ISTANBUL — Turkish police detained five journalists and issued arrest warrants on four more who reported on the leaked emails of Turkey’s Energy Minister Berat Albayrak, according to pro-government daily Sabah.
The emails were hacked by a Marxist hacker group, RedHack, and were leaked to the public in October after the group’s demand for the release of political prisoners was not met. Subsequent to the public leak, the government had banned cloud services. The email archive was later indexed by WikiLeaks, which remains banned in Turkey.
On Sunday morning, Turkish Police arrested Diken’s former editor Tunca Ogreten, Dihaber’s editor Omer Celik and journalist Metin Yoksu, Yolculuk website editor-in-chief Eray Sargin, BirGun’s Mahir Kanaat on charges of being “members of terrorist group”.
Dihaber’s Celik was arrested in his house. The police forces entered his house and cursed him by saying you are “Armenian scums”.
Under the current state of emergency, Turkish prosecutors are allowed to limit attorney’s access to case files and evidence against their clients. However, pro-government media was served with the details of the case to create a public pressure against journalists.
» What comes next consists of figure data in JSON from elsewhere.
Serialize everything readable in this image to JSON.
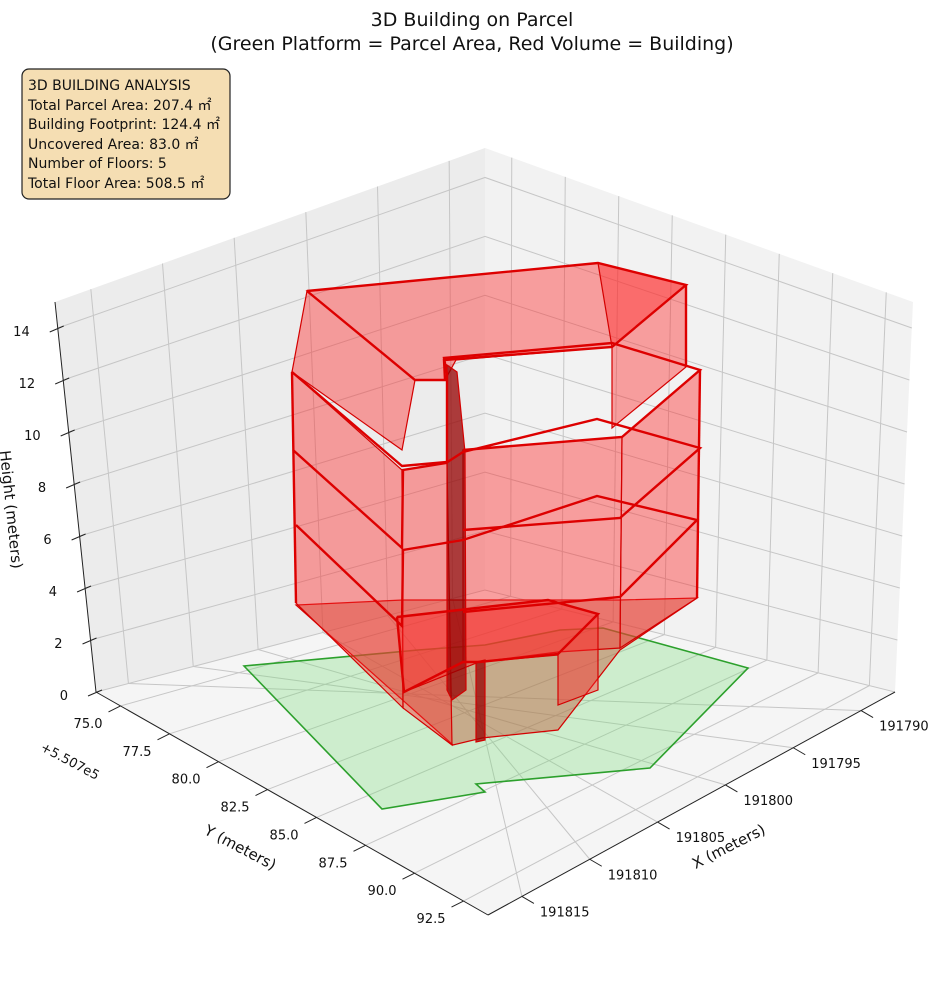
{
  "chart_data": {
    "type": "3d-polygon",
    "title_line1": "3D Building on Parcel",
    "title_line2": "(Green Platform = Parcel Area, Red Volume = Building)",
    "xlabel": "X (meters)",
    "ylabel": "Y (meters)",
    "zlabel": "Height (meters)",
    "y_offset_label": "+5.507e5",
    "x_ticks": [
      "191790",
      "191795",
      "191800",
      "191805",
      "191810",
      "191815"
    ],
    "y_ticks": [
      "75.0",
      "77.5",
      "80.0",
      "82.5",
      "85.0",
      "87.5",
      "90.0",
      "92.5"
    ],
    "z_ticks": [
      "0",
      "2",
      "4",
      "6",
      "8",
      "10",
      "12",
      "14"
    ],
    "zlim": [
      0,
      15
    ],
    "analysis_box": {
      "line1": "3D BUILDING ANALYSIS",
      "line2": "Total Parcel Area: 207.4 ㎡",
      "line3": "Building Footprint: 124.4 ㎡",
      "line4": "Uncovered Area: 83.0 ㎡",
      "line5": "Number of Floors: 5",
      "line6": "Total Floor Area: 508.5 ㎡"
    },
    "summary": {
      "total_parcel_area_m2": 207.4,
      "building_footprint_m2": 124.4,
      "uncovered_area_m2": 83.0,
      "number_of_floors": 5,
      "total_floor_area_m2": 508.5
    },
    "colors": {
      "parcel_fill": "#b8ecb8",
      "parcel_edge": "#2ca02c",
      "building_fill": "#ff2828",
      "building_edge": "#dd0000",
      "info_box_bg": "#f5deb3"
    },
    "grid": true
  }
}
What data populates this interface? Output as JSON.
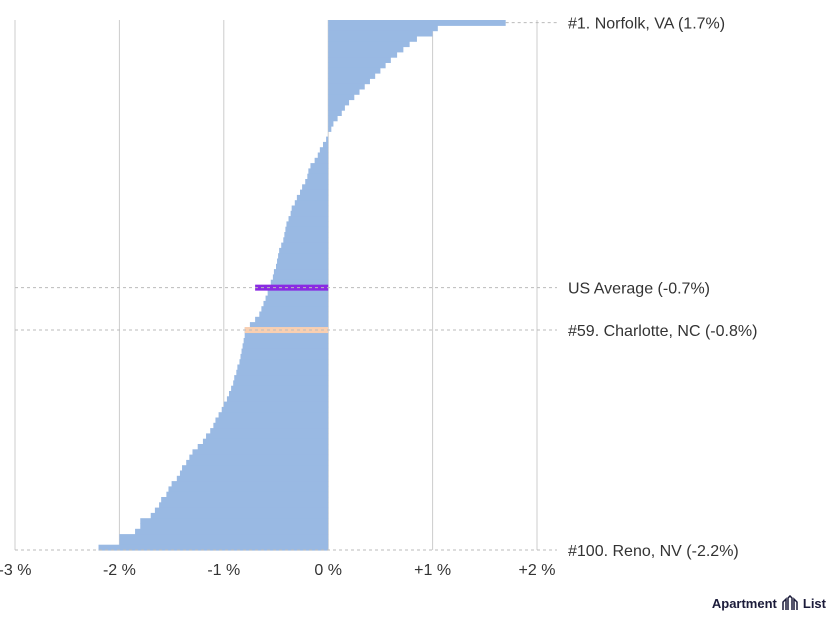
{
  "chart_data": {
    "type": "bar",
    "orientation": "horizontal",
    "title": "",
    "xlabel": "",
    "ylabel": "",
    "xlim": [
      -3,
      2
    ],
    "x_ticks": [
      {
        "value": -3,
        "label": "-3 %"
      },
      {
        "value": -2,
        "label": "-2 %"
      },
      {
        "value": -1,
        "label": "-1 %"
      },
      {
        "value": 0,
        "label": "0 %"
      },
      {
        "value": 1,
        "label": "+1 %"
      },
      {
        "value": 2,
        "label": "+2 %"
      }
    ],
    "grid": true,
    "bar_color": "#99b9e3",
    "ranks": [
      1,
      2,
      3,
      4,
      5,
      6,
      7,
      8,
      9,
      10,
      11,
      12,
      13,
      14,
      15,
      16,
      17,
      18,
      19,
      20,
      21,
      22,
      23,
      24,
      25,
      26,
      27,
      28,
      29,
      30,
      31,
      32,
      33,
      34,
      35,
      36,
      37,
      38,
      39,
      40,
      41,
      42,
      43,
      44,
      45,
      46,
      47,
      48,
      49,
      50,
      51,
      52,
      53,
      54,
      55,
      56,
      57,
      58,
      59,
      60,
      61,
      62,
      63,
      64,
      65,
      66,
      67,
      68,
      69,
      70,
      71,
      72,
      73,
      74,
      75,
      76,
      77,
      78,
      79,
      80,
      81,
      82,
      83,
      84,
      85,
      86,
      87,
      88,
      89,
      90,
      91,
      92,
      93,
      94,
      95,
      96,
      97,
      98,
      99,
      100
    ],
    "values": [
      1.7,
      1.05,
      1.0,
      0.85,
      0.78,
      0.72,
      0.66,
      0.6,
      0.55,
      0.5,
      0.45,
      0.4,
      0.35,
      0.3,
      0.25,
      0.2,
      0.16,
      0.13,
      0.09,
      0.05,
      0.03,
      0.0,
      -0.02,
      -0.05,
      -0.08,
      -0.1,
      -0.13,
      -0.17,
      -0.19,
      -0.2,
      -0.22,
      -0.25,
      -0.27,
      -0.3,
      -0.32,
      -0.35,
      -0.36,
      -0.38,
      -0.4,
      -0.41,
      -0.42,
      -0.43,
      -0.45,
      -0.47,
      -0.48,
      -0.49,
      -0.5,
      -0.52,
      -0.53,
      -0.55,
      -0.57,
      -0.58,
      -0.6,
      -0.62,
      -0.64,
      -0.66,
      -0.7,
      -0.75,
      -0.8,
      -0.8,
      -0.81,
      -0.82,
      -0.83,
      -0.84,
      -0.85,
      -0.87,
      -0.88,
      -0.9,
      -0.91,
      -0.93,
      -0.95,
      -0.97,
      -1.0,
      -1.02,
      -1.05,
      -1.08,
      -1.1,
      -1.13,
      -1.17,
      -1.2,
      -1.25,
      -1.3,
      -1.33,
      -1.36,
      -1.4,
      -1.42,
      -1.45,
      -1.5,
      -1.53,
      -1.55,
      -1.6,
      -1.62,
      -1.66,
      -1.7,
      -1.8,
      -1.8,
      -1.85,
      -2.0,
      -2.0,
      -2.2
    ],
    "highlights": [
      {
        "name": "US Average",
        "value": -0.7,
        "rank_position": 51,
        "color": "#8a2be2",
        "label": "US Average (-0.7%)"
      },
      {
        "name": "Charlotte, NC",
        "value": -0.8,
        "rank": 59,
        "color": "#f9cfb1",
        "label": "#59. Charlotte, NC (-0.8%)"
      }
    ],
    "annotations": [
      {
        "rank": 1,
        "label": "#1. Norfolk, VA (1.7%)"
      },
      {
        "rank": 100,
        "label": "#100. Reno, NV (-2.2%)"
      }
    ]
  },
  "brand": {
    "name": "Apartment",
    "name2": "List",
    "icon": "apartment-list-logo-icon"
  }
}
Ogreten, the former reporter for Diken who is charged with “membership of a terrorist organization,” has been further stripped of his right to an attorney for the next five days.
With last week’s arrest of the Syrian-born journalist Husnu Mahalli and Sunday’s house raids, the number of journalists behind bars has reached 153, making Turkey the worst jailer of journalists in the world according to the Committee to Protect Journalists’s 2016 prison census.